I went up to Seattle on Saturday to get my copy of Spy Trackdown, a new game from Wild Planet‘s Spy Gear series of toys (I have to get the remote-controlled camera/tank to go with my shocking tanks).

I even got a chance to play it with my friend Jon and his son Dane, and I think a fun time was had by all, despite the fact that I won the game rather handily and that we’re all well above the age range at which the game is targeted. I guess that the hours I spent coding for the prototype engine paid off, and the developers even told me that the programmers who wrote the final version for the chip that runs the game’s electronics used my my original Flash code as their template.

In Spy Trackdown you’re one of up to four agents travelling across the world’s continents (except for Antarctica), going from city to city (referred to as “zones” in the game but associated with city names on the board). Each continent has a number of zones, ranging from about ten down to four for Australia. A “covert agent” is placed in a random zone on each continent; the “enemy mastermind” is placed randomly in an unoccupied zone anywhere in the world. All the players begin in the same randomly-chosen location.

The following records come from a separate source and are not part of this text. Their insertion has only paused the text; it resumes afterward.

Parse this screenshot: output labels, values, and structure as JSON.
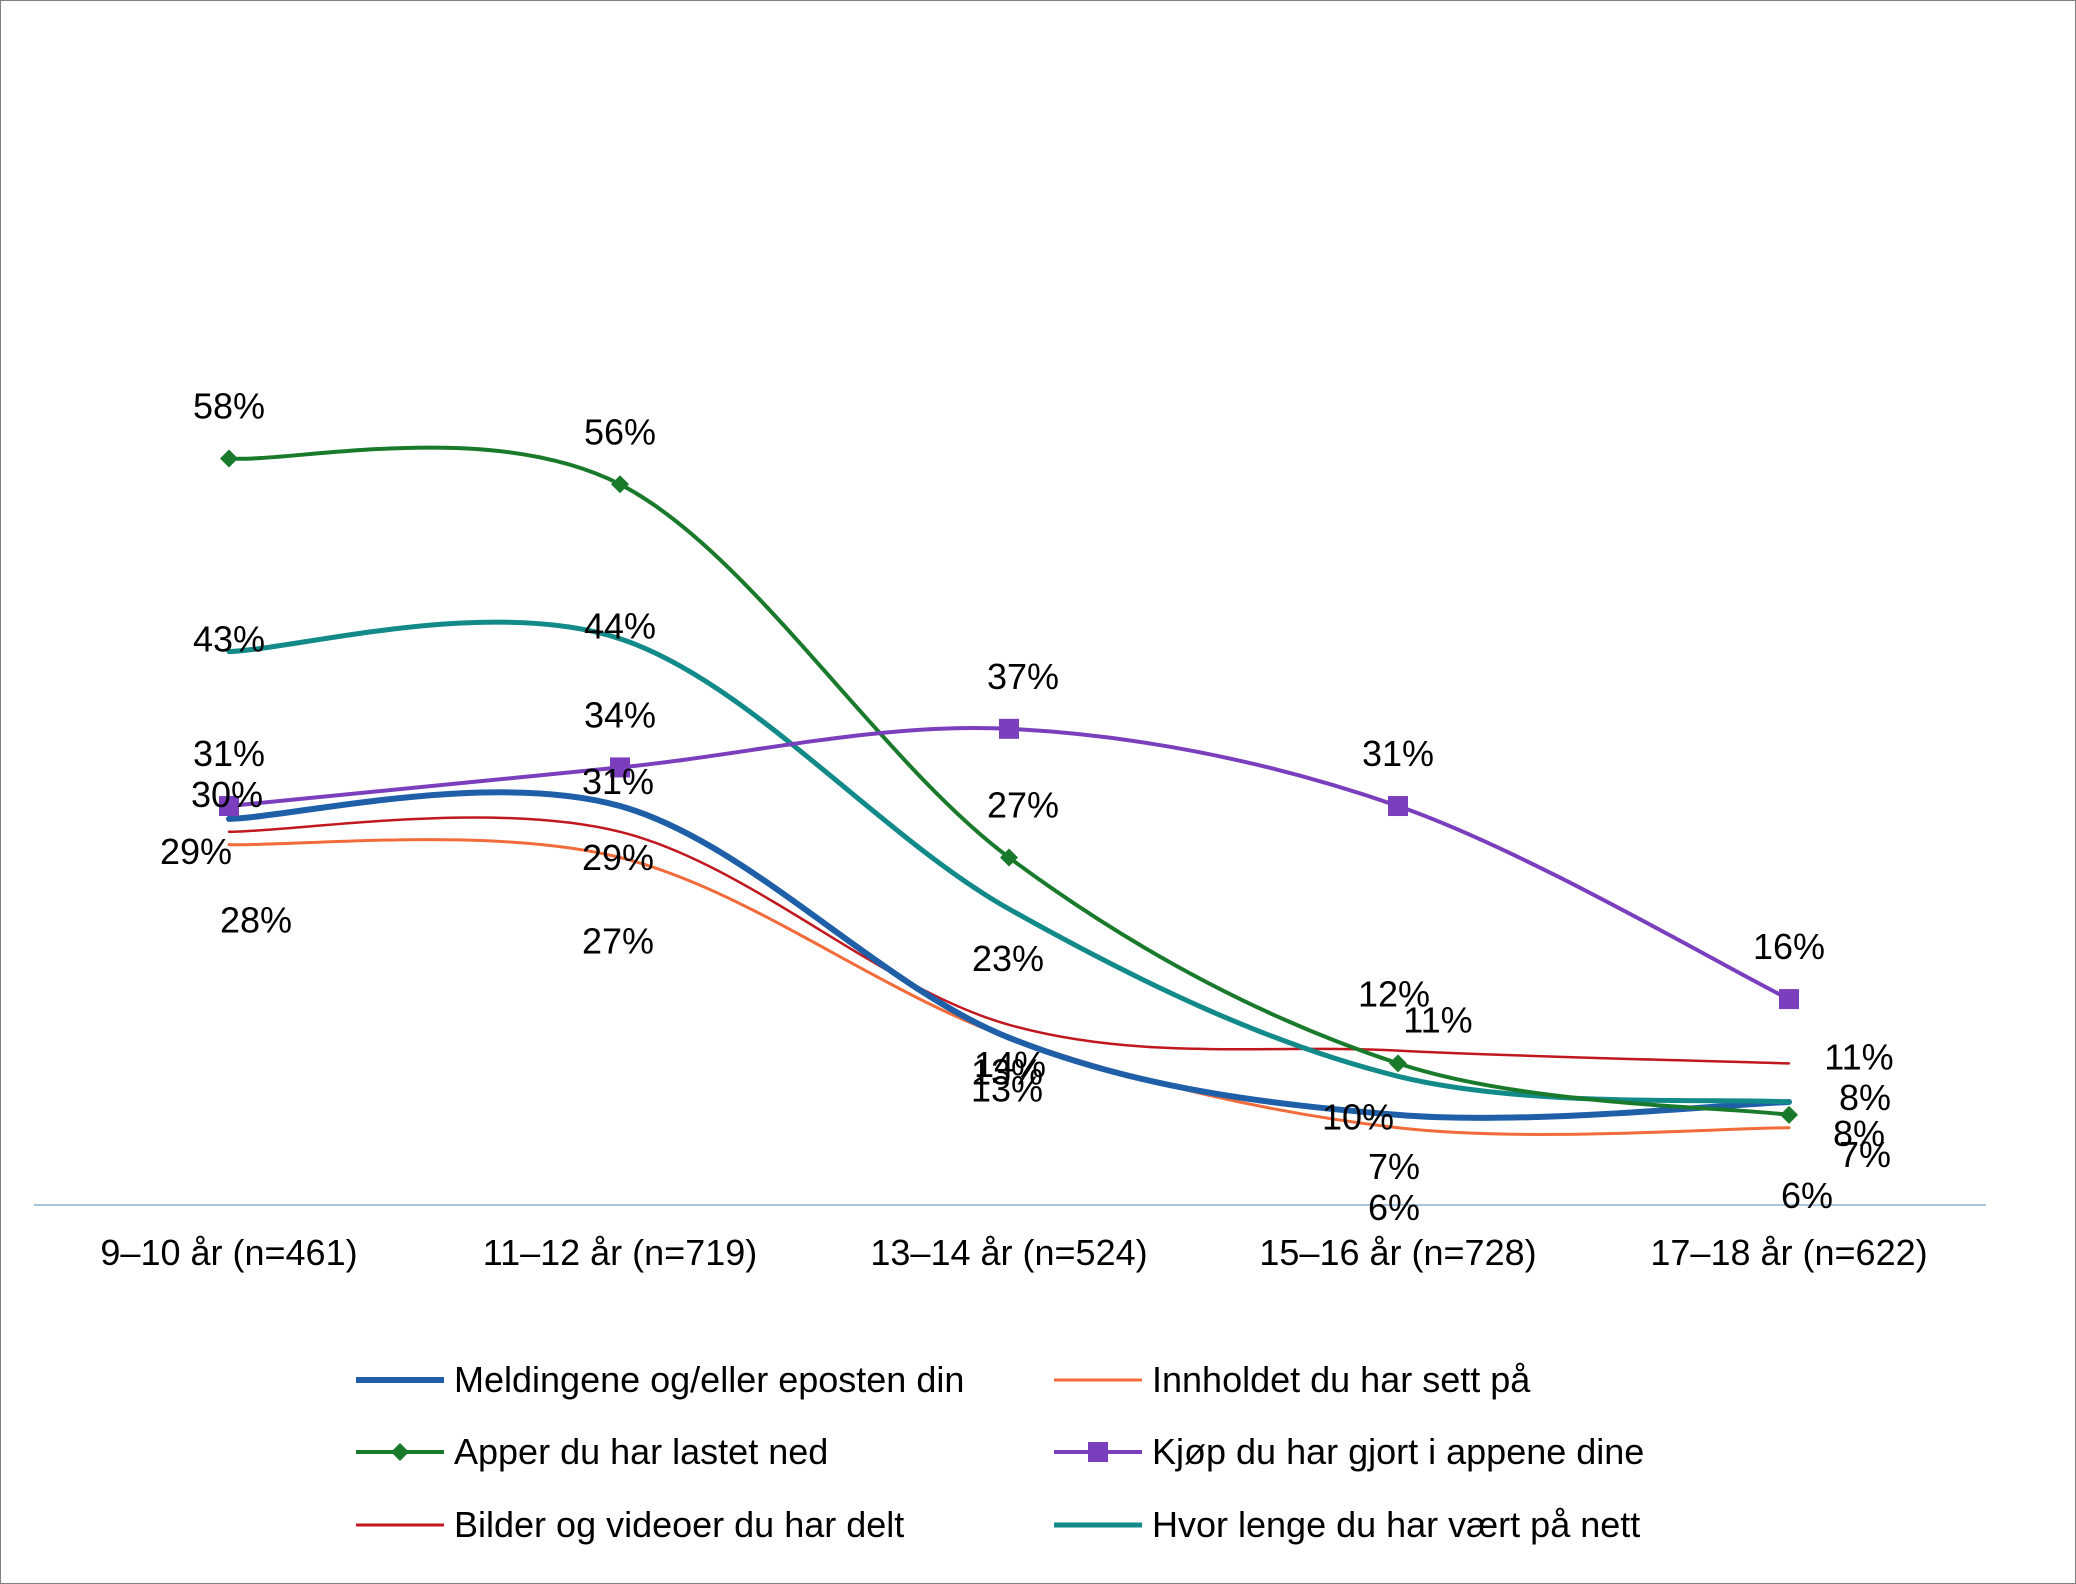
{
  "chart_data": {
    "type": "line",
    "title": "",
    "xlabel": "",
    "ylabel": "",
    "ylim": [
      0,
      100
    ],
    "grid": false,
    "legend_position": "bottom",
    "categories": [
      "9–10 år (n=461)",
      "11–12 år (n=719)",
      "13–14 år (n=524)",
      "15–16 år (n=728)",
      "17–18 år (n=622)"
    ],
    "series": [
      {
        "name": "Meldingene og/eller eposten din",
        "color": "#1f5fa8",
        "width": 6,
        "marker": "none",
        "values": [
          30,
          31,
          13,
          7,
          8
        ],
        "labels": [
          "30%",
          "31%",
          "13%",
          "7%",
          "8%"
        ]
      },
      {
        "name": "Innholdet du har sett på",
        "color": "#f26b3a",
        "width": 3,
        "marker": "none",
        "values": [
          28,
          27,
          13,
          6,
          6
        ],
        "labels": [
          "28%",
          "27%",
          "13%",
          "6%",
          "6%"
        ]
      },
      {
        "name": "Apper du har lastet ned",
        "color": "#1a7a2b",
        "width": 4,
        "marker": "diamond",
        "values": [
          58,
          56,
          27,
          11,
          7
        ],
        "labels": [
          "58%",
          "56%",
          "27%",
          "11%",
          "7%"
        ]
      },
      {
        "name": "Kjøp du har gjort i appene dine",
        "color": "#7b3fbe",
        "width": 4,
        "marker": "square",
        "values": [
          31,
          34,
          37,
          31,
          16
        ],
        "labels": [
          "31%",
          "34%",
          "37%",
          "31%",
          "16%"
        ]
      },
      {
        "name": "Bilder og videoer du har delt",
        "color": "#c0181e",
        "width": 2.5,
        "marker": "none",
        "values": [
          29,
          29,
          14,
          12,
          11
        ],
        "labels": [
          "29%",
          "29%",
          "14%",
          "12%",
          "11%"
        ]
      },
      {
        "name": "Hvor lenge du har vært på nett",
        "color": "#138a8a",
        "width": 5,
        "marker": "none",
        "values": [
          43,
          44,
          23,
          10,
          8
        ],
        "labels": [
          "43%",
          "44%",
          "23%",
          "10%",
          "8%"
        ]
      }
    ]
  }
}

The whole game is controlled by the Spy Phone: a device with a speaker, an ‘X’ and an ‘O’ button, and an ‘Enter’ button. There’s a little cradle on the board that the Spy Phone fits into; it has its own function in controlling how loud the speaker is and also triggers modal changes.

Spy Phone

During setup, players identify which of the four agent colors are playing (by pressing X or O) and player order is randomly assigned. A player turn consists of two code entry sequences: the player enters a four-character sequence of Xs and Os (it’s binary numbers! for kids!) then either confirms the action with the Enter key or puts in a new code to override. Zones have from one to four travel modes available (motorcycle, sports car, helicopter, jet), all to different destinations, and each mode has its own unique four-digit binary sequence, which means that as the codes are entered, the chip can keep track of where each player is.

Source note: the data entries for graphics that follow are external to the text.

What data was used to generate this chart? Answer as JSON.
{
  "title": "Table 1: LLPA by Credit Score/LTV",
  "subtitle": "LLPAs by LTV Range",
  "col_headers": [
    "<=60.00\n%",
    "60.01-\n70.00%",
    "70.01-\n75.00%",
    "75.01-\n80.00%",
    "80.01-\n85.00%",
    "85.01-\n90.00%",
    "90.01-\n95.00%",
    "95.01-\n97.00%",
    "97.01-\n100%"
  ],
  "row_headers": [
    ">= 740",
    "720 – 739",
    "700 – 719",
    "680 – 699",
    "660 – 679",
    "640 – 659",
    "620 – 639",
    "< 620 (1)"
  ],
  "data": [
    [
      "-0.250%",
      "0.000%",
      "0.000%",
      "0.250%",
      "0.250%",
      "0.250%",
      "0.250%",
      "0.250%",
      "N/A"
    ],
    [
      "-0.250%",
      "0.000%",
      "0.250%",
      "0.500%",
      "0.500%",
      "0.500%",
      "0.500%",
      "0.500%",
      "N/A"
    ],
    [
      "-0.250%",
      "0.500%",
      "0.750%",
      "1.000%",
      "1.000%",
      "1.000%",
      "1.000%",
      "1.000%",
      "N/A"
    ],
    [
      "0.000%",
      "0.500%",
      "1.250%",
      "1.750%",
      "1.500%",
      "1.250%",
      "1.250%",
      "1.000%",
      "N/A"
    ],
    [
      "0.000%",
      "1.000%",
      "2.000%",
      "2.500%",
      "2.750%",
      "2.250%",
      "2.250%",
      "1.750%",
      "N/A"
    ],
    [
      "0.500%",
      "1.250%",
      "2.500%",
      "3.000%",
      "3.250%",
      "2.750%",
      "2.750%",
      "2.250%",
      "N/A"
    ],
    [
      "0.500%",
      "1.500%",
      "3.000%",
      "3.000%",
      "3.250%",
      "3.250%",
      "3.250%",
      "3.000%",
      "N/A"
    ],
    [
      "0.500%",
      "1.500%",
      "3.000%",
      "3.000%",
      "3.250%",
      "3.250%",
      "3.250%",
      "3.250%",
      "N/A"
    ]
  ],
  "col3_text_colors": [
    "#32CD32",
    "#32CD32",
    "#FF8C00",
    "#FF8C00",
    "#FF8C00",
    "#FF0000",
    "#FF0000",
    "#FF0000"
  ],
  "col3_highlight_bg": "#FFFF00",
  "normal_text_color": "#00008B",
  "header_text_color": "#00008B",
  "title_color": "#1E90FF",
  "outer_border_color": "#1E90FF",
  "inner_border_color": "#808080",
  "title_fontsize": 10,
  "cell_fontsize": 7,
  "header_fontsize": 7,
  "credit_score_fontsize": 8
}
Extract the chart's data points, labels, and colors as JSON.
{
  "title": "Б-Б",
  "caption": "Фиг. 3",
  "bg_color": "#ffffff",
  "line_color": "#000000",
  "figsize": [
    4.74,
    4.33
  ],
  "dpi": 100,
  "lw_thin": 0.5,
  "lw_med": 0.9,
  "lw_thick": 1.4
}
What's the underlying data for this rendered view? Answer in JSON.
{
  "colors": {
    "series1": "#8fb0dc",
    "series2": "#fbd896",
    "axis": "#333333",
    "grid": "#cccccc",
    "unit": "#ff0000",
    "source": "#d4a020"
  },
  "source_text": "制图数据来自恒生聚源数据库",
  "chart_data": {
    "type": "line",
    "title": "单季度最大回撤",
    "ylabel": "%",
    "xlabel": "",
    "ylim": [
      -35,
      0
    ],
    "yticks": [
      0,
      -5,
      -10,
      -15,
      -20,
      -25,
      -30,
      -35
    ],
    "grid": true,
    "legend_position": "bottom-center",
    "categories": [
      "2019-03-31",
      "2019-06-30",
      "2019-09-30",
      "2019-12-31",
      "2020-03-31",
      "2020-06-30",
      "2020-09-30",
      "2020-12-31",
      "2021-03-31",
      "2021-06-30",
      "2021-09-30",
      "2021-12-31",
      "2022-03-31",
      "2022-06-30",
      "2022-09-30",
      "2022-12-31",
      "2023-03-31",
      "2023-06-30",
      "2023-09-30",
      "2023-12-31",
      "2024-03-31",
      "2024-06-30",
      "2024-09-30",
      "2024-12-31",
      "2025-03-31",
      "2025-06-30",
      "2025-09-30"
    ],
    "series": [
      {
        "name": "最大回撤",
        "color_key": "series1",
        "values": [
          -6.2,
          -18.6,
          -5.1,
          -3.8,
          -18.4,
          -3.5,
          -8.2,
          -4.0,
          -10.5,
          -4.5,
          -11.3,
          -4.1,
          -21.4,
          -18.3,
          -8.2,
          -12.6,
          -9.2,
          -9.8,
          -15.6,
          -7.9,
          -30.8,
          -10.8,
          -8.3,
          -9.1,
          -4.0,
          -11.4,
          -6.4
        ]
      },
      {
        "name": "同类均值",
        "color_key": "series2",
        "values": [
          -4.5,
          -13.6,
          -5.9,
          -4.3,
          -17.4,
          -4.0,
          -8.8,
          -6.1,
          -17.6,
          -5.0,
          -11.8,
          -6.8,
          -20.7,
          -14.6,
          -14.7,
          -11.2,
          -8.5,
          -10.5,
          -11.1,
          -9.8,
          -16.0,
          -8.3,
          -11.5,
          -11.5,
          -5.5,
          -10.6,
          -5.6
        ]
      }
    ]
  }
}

Most of the time, the Spy Phone is in its cradle and the instructions and information it reads out can be heard by anyone, but when a player ends their turn, the Spy Phone tells them to pick up the phone and press Enter to hear their secret messages. Most of the time, all the player hears is the shortest number of zones separating them from the covert agent on their current continent. By triangulating (and sheer dumb luck) the player can figure out how to end their turn in the covert agent’s zone. The first player to end their turn on a covert agent zone on that continent is entitled to four Covert Action cards; the next player there gets three, and so on. The catch is that they don’t get the cards immediately, they only get cards when they leave the continent.

The Covert Action cards themselves have other codes on them, giving players the ability to set traps (which lets them steal cards from other players), take extra turns, find out how far away the mastermind is, what direction the mastermind is, and to capture the mastermind. Capturing the mastermind wins the game.

All in all, a pretty nice game of logic and luck, based on a great concept by some folks I’d last worked with ten years ago. I wrote a little ActionScript A* path-finding algorithm that ended up getting replaced by lookup tables in the chip version (because the chip didn’t have the processing power to do the path-finding). The prototype had voice fragments that I could string together and generate sentences which the final version does as well. I’m proud of the way the whole project went.